Il delitto di Garlasco e le sue contraddizioni. Si avvicina sempre di più la data del 28 settembre, il termine fissato per le la chiusura delle indagini preliminari, si tratta di una fase davvero decisiva. I magistrati dovranno infatti decidere se chiedere il rinvio a giudizio per Andrea Sempio, l’unico indagato in questa ennesima inchiesta o far cadere le accuse. Per questo i pm di Pavia hanno deciso di procedere con quattro nuove consulenze, tra cui una psichiatrica su Sempio, per rafforzare gli elementi contro l’amico del fratello di Chiara Poggi. Si avvicina anche la triste data dell’anniversario di quell’efferato omicidio, il prossimo 13 agosto saranno 19 anni e ancora sul killer non c’è nessuna certezza. Sempio viene accusato di aver ucciso Chiara in seguito a un approccio sessuale rifiutato, dopo aver visto un video intimo di lei con Alberto Stasi. Ma le prove a suo carico sono solo indiziarie, nessun elemento schiacciante: soliloqui, Dna sotto le unghie di Chiara e l’impronta 33 sul muro.
Ma la ricostruzione dei fatti, togliendo Stasi dalla scena e mettendoci Andrea, risulta piena di dubbi e buchi temporali. Tra le tante anomalie c’è anche quella relativa al post delitto. La nuova perizia della dottoressa Cattaneo ipotizza uno scontro tra il killer e Chiara, con la ragazza che si sarebbe anche difesa. E inoltre le aggressioni sarebbero avvenute in diversi punti della villetta dei Poggi, portandosi inevitabilmente dietro tracce evidenti di sangue (presumibilmente anche del killer), anche solo per la violenza dei colpi inflitti alla vittima e gli inevitabili schizzi. Ma in realtà nei due lavandini, quello in bagno e quello in cucina, queste tracce non ci sarebbero. Il killer non si è lavato dopo l’omicidio? Questo non lo sappiamo, ma il giudice che assolse Alberto Stasi in primo grado svela dettagli inediti.
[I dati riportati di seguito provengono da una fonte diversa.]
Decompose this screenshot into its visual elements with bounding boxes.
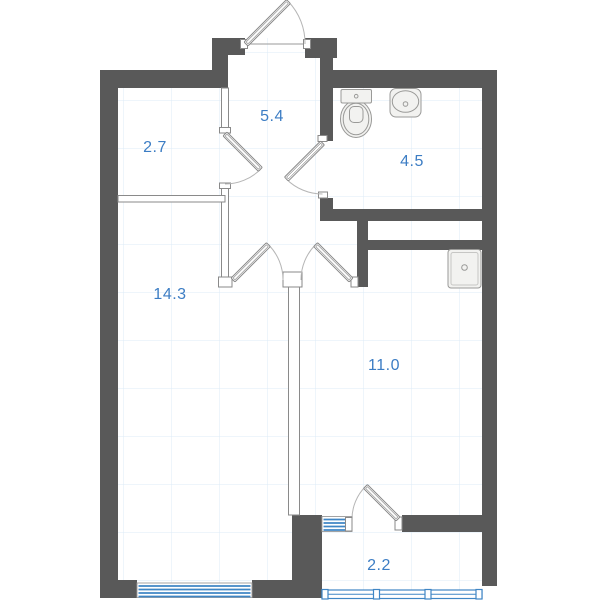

Nel corso di un incontro alla Versiliana dedicato al libro I ragionevoli dubbi di Garlasco, scritto insieme al giornalista Giuseppe Legato, il giudice Stefano Vitelli si è soffermato sul lavandino del bagno e sulla famosa impronta lasciata da Stasi sul dispenser del sapone. “L’assassino – sostiene Vitelli – entrò certamente in quella stanza, perché sul tappetino furono rinvenute impronte insanguinate. La presenza dell’impronta di Stasi sul dispenser poteva quindi apparire suggestiva”. Il problema, secondo Vitelli, era che nel lavandino non fu trovato sangue, neppure in quantità infinitesimali. Il lavabo risultava sporco, con materiale biologico riferibile agli abitanti della casa”. Il giudice ribadisce che non ci fu nessun lavaggio in seguito all’efferato delitto.